Implications for Pennsylvania Districts
- 1. No statewide framework means no single document to align to Pennsylvania districts cannot point to a PDE-published guidance document to anchor AI policy decisions. Instead, they align to the PSBA May 2024 policy guide, the PSEA Impact Report, and their board-adopted local policy. This requires more district-level effort to synthesize coherent positions than states with published state guidance.
- 2. PDE’s AI Program Endorsement Framework is the state-level policy signal PDE’s investment is in teacher preparation and certification pathways, not in prescriptive classroom guidance. Districts can expect state-level AI policy activity to continue focusing on educator credentialing rather than on district-level operational mandates.
- 3. The Intermediate Unit system is Pennsylvania’s scale-delivery mechanism With 27 regional IUs serving multiple districts each (plus Philadelphia and Pittsburgh as their own IUs), the IU network is how Pennsylvania delivers shared professional development, technology services, and curriculum support to 500 districts. Districts engaging with their local IU on AI literacy work access resources that would be inefficient to replicate at the individual district level.
- 4. PSBA model policy remains the operational starting point For districts without AI policy in place, the PSBA May 2024 guide — built from TeachAI’s seven principles — is the pragmatic starting point. Districts can adopt directly or tailor through their board review process.
- 5. Federal Title IV-A, Title II-A, and Title I are the primary funding pathways Pennsylvania’s ~$55M Title IV-A, ~$100M Title II-A, and ~$800M Title I allocations each accommodate AI literacy professional development as an allowable use. The IU system provides a consortium aggregation channel that can help smaller districts pool Title IV-A funding.

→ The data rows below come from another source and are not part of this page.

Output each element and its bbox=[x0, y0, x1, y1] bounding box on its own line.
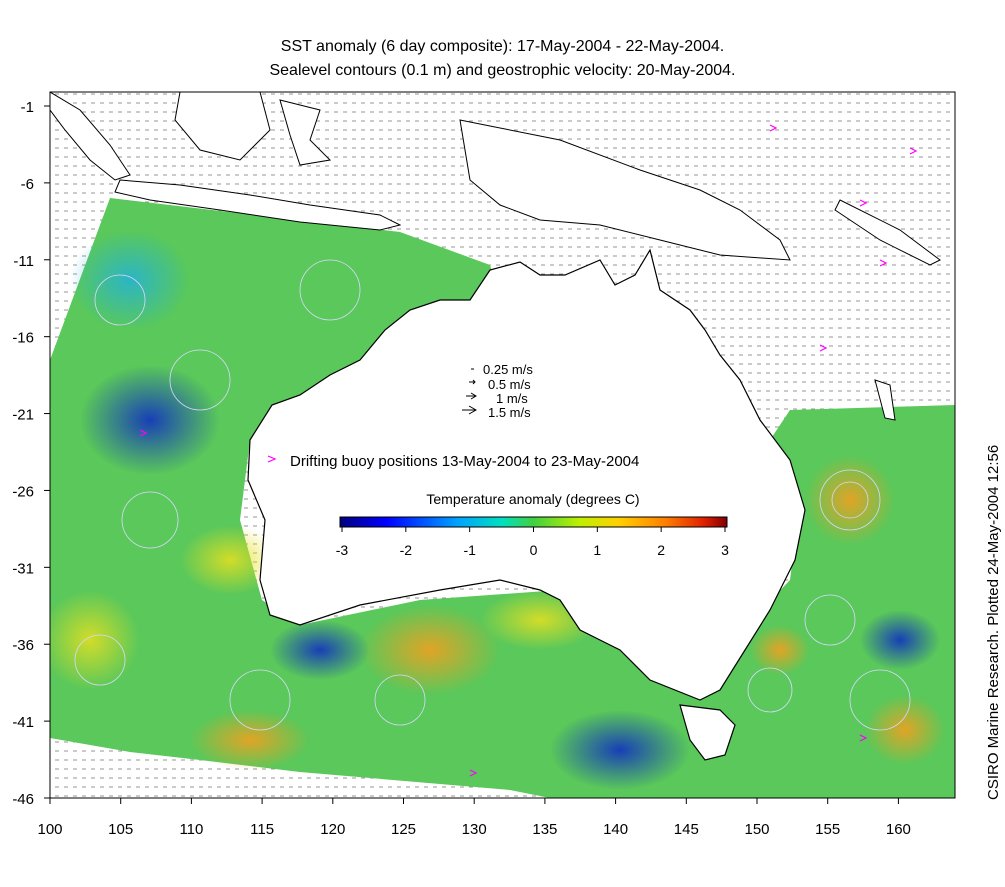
velocity-legend-label: 0.25 m/s bbox=[483, 362, 533, 377]
velocity-legend-label: 0.5 m/s bbox=[488, 377, 531, 392]
australia-landmass bbox=[247, 248, 806, 701]
colorbar-tick-label: 1 bbox=[593, 542, 601, 558]
buoy-legend-label: Drifting buoy positions 13-May-2004 to 2… bbox=[290, 453, 639, 470]
velocity-arrow-icon bbox=[462, 405, 478, 415]
map-plot-area bbox=[50, 92, 955, 798]
indonesia-landmass bbox=[114, 179, 402, 231]
colorbar: Temperature anomaly (degrees C) -3 -2 -1 0 1… bbox=[336, 491, 729, 558]
colorbar-tick-label: 0 bbox=[530, 542, 538, 558]
cool-anomaly bbox=[70, 230, 190, 330]
new-caledonia bbox=[874, 379, 896, 421]
colorbar-tick-label: -1 bbox=[463, 542, 476, 558]
warm-anomaly bbox=[750, 625, 810, 675]
colorbar-scale bbox=[339, 516, 728, 528]
warm-anomaly bbox=[180, 525, 280, 595]
lat-tick-label: -46 bbox=[12, 791, 34, 808]
warm-anomaly bbox=[865, 695, 945, 765]
warm-anomaly bbox=[190, 710, 310, 770]
warm-anomaly bbox=[805, 455, 895, 545]
colorbar-tick-label: 3 bbox=[721, 542, 729, 558]
velocity-legend: 0.25 m/s 0.5 m/s 1 m/s 1.5 m/s bbox=[462, 362, 533, 420]
lat-tick-label: -41 bbox=[12, 714, 34, 731]
new-guinea-landmass bbox=[459, 119, 791, 261]
lon-tick-label: 125 bbox=[391, 821, 416, 838]
cold-anomaly bbox=[550, 710, 690, 790]
lat-tick-label: -31 bbox=[12, 560, 34, 577]
lon-tick-label: 110 bbox=[179, 821, 203, 838]
lat-tick-label: -26 bbox=[12, 483, 34, 500]
buoy-marker-icon bbox=[267, 455, 277, 463]
velocity-legend-label: 1 m/s bbox=[496, 391, 528, 406]
buoy-legend: Drifting buoy positions 13-May-2004 to 2… bbox=[267, 453, 639, 470]
lon-tick-label: 155 bbox=[815, 821, 840, 838]
sealevel-contours bbox=[74, 259, 911, 731]
latitude-axis: -1 -6 -11 -16 -21 -26 -31 -36 -41 -46 bbox=[12, 99, 50, 808]
lat-tick-label: -36 bbox=[12, 637, 34, 654]
sumatra-landmass bbox=[50, 92, 131, 181]
lon-tick-label: 145 bbox=[674, 821, 699, 838]
colorbar-label: Temperature anomaly (degrees C) bbox=[426, 491, 639, 507]
colorbar-tick-label: 2 bbox=[657, 542, 665, 558]
lat-tick-label: -21 bbox=[12, 407, 34, 424]
warm-anomaly bbox=[360, 605, 500, 695]
lon-tick-label: 120 bbox=[320, 821, 345, 838]
tasmania-landmass bbox=[679, 704, 736, 761]
lon-tick-label: 100 bbox=[37, 821, 62, 838]
colorbar-tick-label: -2 bbox=[400, 542, 413, 558]
lon-tick-label: 135 bbox=[532, 821, 557, 838]
plot-frame bbox=[49, 91, 956, 799]
velocity-arrow-icon bbox=[469, 379, 476, 385]
title-line-1: SST anomaly (6 day composite): 17-May-20… bbox=[280, 38, 725, 55]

Note on Curriculum Development Perspective
ZeroBlue Research approaches state-level K–12 AI literacy analysis through a lens informed by curriculum development practice across online education and applied AI implementation, including adjacent domains such as patient education for medical devices and pharmaceutical applications. Frameworks like those emerging in Pennsylvania highlight the need for adaptable, evidence-based curricula that integrate AI literacy with real-world applications — including ethical data use in regulated industries and personalized learning pathways — while prioritizing equity and accessibility.